Bonus: out-of-distribution generalisation
The training data is LLM-generated synthetic pairs. The paper evaluates whether probes trained on this data generalise to real-world datasets: Anthropic HH-RLHF conversations, medical transcriptions, mental health dialogues, and Aya red-teaming prompts. These are substantially different from the training distribution in style and domain.

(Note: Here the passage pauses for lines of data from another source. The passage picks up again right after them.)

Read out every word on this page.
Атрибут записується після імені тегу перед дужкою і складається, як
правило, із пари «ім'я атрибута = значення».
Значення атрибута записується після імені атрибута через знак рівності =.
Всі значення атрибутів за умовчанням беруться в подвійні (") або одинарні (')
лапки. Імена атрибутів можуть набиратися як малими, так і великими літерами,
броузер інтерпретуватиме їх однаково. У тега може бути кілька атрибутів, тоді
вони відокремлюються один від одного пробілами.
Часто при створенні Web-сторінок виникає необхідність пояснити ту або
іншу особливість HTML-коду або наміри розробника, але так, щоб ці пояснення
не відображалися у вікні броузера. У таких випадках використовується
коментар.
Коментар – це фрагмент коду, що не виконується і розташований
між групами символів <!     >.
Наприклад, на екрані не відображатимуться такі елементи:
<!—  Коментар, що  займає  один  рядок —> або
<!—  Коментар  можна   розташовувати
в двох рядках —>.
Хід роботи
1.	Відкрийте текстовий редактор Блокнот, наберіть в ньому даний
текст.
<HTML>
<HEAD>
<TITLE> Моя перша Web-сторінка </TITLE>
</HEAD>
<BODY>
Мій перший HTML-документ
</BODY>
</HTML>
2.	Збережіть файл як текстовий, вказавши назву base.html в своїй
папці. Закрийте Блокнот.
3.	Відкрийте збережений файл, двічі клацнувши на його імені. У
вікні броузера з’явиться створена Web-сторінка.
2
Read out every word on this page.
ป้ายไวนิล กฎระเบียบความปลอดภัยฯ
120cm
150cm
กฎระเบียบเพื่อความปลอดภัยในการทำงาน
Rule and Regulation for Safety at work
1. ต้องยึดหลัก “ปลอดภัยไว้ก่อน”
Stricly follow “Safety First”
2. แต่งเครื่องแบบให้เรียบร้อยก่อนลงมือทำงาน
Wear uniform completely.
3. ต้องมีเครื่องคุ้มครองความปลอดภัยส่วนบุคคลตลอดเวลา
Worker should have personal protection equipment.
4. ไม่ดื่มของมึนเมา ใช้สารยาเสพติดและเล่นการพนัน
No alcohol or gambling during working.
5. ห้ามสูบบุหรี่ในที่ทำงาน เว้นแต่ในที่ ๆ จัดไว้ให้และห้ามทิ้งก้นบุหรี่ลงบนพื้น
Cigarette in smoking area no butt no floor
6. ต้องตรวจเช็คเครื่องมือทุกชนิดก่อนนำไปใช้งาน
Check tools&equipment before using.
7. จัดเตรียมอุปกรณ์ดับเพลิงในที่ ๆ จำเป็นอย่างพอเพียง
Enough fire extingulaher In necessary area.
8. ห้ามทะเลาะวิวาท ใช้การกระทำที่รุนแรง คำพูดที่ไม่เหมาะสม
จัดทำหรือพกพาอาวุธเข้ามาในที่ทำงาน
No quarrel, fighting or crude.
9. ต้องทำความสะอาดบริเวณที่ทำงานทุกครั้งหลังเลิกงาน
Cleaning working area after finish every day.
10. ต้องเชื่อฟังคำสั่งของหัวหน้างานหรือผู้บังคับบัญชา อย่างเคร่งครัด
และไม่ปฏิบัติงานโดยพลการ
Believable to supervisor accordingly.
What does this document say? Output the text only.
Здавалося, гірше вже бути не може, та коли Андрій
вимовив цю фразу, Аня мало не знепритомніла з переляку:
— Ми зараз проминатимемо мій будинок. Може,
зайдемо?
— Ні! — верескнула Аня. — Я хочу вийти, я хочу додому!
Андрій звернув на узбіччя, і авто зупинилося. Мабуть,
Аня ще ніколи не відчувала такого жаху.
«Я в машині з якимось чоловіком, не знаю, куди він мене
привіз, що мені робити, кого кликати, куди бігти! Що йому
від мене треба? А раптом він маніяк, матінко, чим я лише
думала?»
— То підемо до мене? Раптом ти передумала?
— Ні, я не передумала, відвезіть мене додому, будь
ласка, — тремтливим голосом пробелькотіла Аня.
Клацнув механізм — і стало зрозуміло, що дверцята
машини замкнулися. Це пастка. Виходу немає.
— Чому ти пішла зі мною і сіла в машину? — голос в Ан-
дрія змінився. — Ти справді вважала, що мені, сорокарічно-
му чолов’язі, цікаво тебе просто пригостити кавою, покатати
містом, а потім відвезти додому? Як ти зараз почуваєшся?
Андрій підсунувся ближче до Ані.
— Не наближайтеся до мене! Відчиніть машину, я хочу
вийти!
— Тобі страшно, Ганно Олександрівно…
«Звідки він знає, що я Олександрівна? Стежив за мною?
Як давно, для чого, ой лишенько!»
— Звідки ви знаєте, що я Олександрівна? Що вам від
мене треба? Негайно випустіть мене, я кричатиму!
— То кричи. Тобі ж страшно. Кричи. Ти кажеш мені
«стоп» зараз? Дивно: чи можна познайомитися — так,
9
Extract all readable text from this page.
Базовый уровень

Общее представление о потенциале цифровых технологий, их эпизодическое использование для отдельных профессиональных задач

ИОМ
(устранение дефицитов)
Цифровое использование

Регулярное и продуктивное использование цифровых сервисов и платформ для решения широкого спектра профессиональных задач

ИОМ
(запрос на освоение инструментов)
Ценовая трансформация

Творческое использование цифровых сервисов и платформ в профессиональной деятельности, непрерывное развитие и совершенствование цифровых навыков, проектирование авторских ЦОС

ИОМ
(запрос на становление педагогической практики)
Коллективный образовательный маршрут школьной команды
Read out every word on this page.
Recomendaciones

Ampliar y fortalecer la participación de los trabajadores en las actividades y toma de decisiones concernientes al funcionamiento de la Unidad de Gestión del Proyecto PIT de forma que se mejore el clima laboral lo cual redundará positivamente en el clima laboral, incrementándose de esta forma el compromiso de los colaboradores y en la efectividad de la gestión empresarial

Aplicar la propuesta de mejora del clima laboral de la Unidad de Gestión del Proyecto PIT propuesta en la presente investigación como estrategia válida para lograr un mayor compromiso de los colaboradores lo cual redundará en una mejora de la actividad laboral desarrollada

To test this yourself, download the evaluation datasets:
cd /path/to/models-under-pressure
uv run mup datasets download
Evaluation datasets land in data/evals/dev/ as JSONL files. Load them with datasets.load_dataset("json", data_files=...), extract activations using extract_full_sequence_activations with the same layer and model, then score with the trained attn_probe directly. No retraining required.
The paper finds that the attention probe generalises better than last-token baselines across all evaluation datasets. Cross-dataset generalisation is also studied via a generalisation heatmap (train on dataset A, evaluate on B), which the repo reproduces with uv run mup exp +experiment=generalisation_heatmap.